01 Feb Dysmenorrhoea: Period Pain
Dysmenorrhoea is the medical name for period pain, a common condition that usually presents itself with cramps or a dull ache, mostly in the abdominal region but it can spread to the low back and the legs. It usually appears a few hours before the start of the period or right after it, and it usually goes away spontaneously in 2 or 3 days. Alongside the cramps, it is common to also suffer from other symptoms such as nausea, diarrhoea, constipation, mood swings and headaches.
Dysmenorrhoea can be divided into two categories:
- Primary Dysmenorrhoea: when there is pain without an underlying pathology
- Secondary Dysmenorrhoea: when pain is a due to pathologies such as endometriosis, adhesions, ovarian cysts etc.
Primary Dysmenorrhoea affects up to 60% of women during their fertile years. In 15% of these, the pain is so severe that it forces women to take a step back from regular activities, whether in terms of sport, school or work. For example, the impact on the economic system in the US alone is up to a $2 billion loss per year with 600 hours taken off work!
Interestingly, the age group mostly affected is that of women in their twenties and the numbers decrease by 10% after the first pregnancy, and by 19% after a second one.
For this blog, we will focus on Primary Dysmenorrhoea, since Secondary Dysmenorrhoea is caused by pathologies and we would therefore have to analyse each and every illness separately first in order to understand why it causes pain.
3 reasons for this type of pain:
- In the last thirty years, it has been reported that the mechanism behind period pain is an increase of the production of prostaglandins (PG) inside the womb. PGs are similar to hormones and regulate inflammation and pain sensibility. They are a product of the deepest layer of the womb, the Endometrium, but they mostly affect the middle layer of the uterus, the Myometrium.The middle layer is mainly made up of muscle cells, and therefore it is here that uterine contractions start. The presence of elevated PGs in the Myometrium causes abnormal contractions of the uterine wall, which decrease the blood flow which brings about the pain. All the other associated symptoms seem to be caused by the same mechanism.

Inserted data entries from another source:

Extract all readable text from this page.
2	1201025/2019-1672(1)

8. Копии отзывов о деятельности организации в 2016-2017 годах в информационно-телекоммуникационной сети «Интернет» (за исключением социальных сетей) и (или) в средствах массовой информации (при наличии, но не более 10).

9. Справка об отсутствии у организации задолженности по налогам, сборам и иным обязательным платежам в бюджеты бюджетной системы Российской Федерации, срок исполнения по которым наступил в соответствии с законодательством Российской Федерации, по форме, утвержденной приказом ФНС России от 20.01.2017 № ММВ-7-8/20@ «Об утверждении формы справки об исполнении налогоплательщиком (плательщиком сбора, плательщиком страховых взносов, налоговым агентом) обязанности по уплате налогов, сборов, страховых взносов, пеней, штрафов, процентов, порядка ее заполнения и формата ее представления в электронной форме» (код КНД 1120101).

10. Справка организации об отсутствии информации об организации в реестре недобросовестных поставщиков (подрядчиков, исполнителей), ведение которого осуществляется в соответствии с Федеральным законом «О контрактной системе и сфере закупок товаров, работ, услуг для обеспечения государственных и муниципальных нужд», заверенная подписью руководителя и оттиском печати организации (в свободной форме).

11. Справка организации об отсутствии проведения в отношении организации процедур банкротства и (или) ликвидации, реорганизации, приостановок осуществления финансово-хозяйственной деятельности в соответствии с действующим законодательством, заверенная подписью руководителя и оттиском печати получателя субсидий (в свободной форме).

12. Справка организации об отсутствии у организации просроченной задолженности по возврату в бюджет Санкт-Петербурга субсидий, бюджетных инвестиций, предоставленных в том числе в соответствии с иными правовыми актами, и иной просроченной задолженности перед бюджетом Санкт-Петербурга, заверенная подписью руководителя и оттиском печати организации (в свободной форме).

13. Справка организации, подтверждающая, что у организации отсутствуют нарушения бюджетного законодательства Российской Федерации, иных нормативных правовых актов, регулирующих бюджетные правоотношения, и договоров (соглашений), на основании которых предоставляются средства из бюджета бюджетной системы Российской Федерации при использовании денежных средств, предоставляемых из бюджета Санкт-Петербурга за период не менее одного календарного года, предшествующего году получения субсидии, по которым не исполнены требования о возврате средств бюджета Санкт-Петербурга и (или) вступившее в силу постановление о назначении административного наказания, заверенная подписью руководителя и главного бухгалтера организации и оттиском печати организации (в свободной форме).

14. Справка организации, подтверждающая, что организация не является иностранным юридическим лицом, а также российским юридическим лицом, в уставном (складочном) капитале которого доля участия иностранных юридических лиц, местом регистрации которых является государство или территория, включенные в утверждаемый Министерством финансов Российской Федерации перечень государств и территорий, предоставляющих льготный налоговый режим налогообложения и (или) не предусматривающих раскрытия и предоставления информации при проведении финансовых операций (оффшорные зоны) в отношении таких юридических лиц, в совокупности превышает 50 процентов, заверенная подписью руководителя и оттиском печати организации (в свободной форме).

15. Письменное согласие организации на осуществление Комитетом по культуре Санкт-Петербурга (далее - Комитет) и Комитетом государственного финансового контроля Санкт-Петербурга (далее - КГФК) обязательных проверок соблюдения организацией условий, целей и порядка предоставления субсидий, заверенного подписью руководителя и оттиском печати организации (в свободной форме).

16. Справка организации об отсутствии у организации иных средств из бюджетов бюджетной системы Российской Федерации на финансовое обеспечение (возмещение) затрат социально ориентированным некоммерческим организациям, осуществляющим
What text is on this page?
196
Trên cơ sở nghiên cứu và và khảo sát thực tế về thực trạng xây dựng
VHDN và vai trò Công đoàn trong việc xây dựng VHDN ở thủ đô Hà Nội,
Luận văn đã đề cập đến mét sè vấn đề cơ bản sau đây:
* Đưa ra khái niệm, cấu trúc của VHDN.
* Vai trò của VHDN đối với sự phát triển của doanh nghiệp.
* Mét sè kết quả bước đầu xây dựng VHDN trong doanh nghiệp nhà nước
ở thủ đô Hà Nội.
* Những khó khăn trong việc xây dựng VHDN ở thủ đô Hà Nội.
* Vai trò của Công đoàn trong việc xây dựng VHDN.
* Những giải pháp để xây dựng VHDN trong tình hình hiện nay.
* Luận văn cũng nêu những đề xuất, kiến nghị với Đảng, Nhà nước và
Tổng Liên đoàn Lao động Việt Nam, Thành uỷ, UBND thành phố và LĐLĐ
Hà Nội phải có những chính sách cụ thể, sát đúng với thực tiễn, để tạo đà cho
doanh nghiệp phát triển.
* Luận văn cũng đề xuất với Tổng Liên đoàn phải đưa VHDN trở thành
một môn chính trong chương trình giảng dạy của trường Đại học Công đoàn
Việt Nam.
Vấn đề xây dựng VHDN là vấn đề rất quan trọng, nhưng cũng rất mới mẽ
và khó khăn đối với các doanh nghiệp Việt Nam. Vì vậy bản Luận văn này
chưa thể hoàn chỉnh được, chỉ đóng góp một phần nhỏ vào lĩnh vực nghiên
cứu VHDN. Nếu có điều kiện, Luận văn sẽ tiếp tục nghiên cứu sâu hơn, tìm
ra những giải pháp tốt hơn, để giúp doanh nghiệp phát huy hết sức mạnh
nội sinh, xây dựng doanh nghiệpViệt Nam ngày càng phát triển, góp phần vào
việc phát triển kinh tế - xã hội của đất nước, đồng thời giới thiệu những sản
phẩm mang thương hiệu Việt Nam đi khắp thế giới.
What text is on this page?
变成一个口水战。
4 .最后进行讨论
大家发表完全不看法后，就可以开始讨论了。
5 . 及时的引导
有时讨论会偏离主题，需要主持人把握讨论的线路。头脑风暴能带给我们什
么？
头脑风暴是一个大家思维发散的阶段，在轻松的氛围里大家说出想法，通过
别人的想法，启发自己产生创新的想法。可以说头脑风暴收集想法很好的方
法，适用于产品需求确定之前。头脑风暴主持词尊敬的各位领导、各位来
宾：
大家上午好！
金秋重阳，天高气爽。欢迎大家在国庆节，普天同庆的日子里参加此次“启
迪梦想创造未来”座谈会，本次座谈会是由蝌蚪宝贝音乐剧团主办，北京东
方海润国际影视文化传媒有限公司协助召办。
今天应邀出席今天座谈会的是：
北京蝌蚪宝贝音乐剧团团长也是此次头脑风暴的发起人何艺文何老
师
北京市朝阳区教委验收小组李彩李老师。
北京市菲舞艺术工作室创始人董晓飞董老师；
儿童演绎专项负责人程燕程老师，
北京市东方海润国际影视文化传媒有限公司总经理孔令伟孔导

- PGs though, are not the only elements that influence the normal contractile function of the womb – Hormones also play a key role, specifically Estrogen and Progesterone. Different levels of these two hormones in fact lead to normal contractions. This is why contraceptive pills take period pain away. They balance the levels of hormones, helping to normalize uterine function and contractions.
- A third hypothesis sees Vasopressin as another key factor. This is a hormone released by a part of the brain, and it decreases the diameter of uterine vessels and the flow of the menses itself through a stimuli on the production of PGs. Women affected by Dysmenorrhoea present with levels of Vasopressin four times higher than those who don’t have any symptoms.
How can Osteopathy help?
To understand how Osteopathy helps with period pain, it is important to know that the function and the mobility of the organs in our bodies are regulated by nerves that usually generate at the level of the spine.
Looking at the womb, we know that its contraction and the reduction in size of its vessels are regulated by nerves coming from the spinal level where your rib cage ends(T10 –T12) while muscle relaxation and the increase of the diameter of the vessels is controlled by the bottom of your spine(S2-S4). A mechanical restriction of these spinal segments can influence the nerves going to the womb, leading to a dysfunction in its blood flow and contraction.
Adhesions are also able to decrease the function and mobility of organs, muscles, ligaments and nerves (Read more about adhesions here) and also increase the inflammation process, leading to irritability of the affected areas.
With our skills and knowledge, manual manipulation effectively increases spinal mobility and therefore the affected nervous segments, leading to a better blood flow and oxygenation of the pelvic area with a decrease of the symptoms. Soft tissue manipulation also breaks down adhesions, leading to a better function and movement of organs.
Dysmenorrhea is also affected by a decrease in the blood flow, and Osteopathy can effectively act on circulatory problems, leading to the resolution of period pain.
Do we have to live with period pain?
On average we have 13 cycles per year, for 40 years. That adds up to about 1560 days of pain. That is over 4 years of pain!
That’s way too many days, wouldn’t you agree?
As a woman, I would be dreading my periods as the thought of going through all those days of unnecessary pain is just unbearable.
It is time to take action as we shouldn’t just suffer with an issue that takes away precious hours. So, with effective and targeted Osteopathic treatment, you will most likely do away with your troublesome period pains!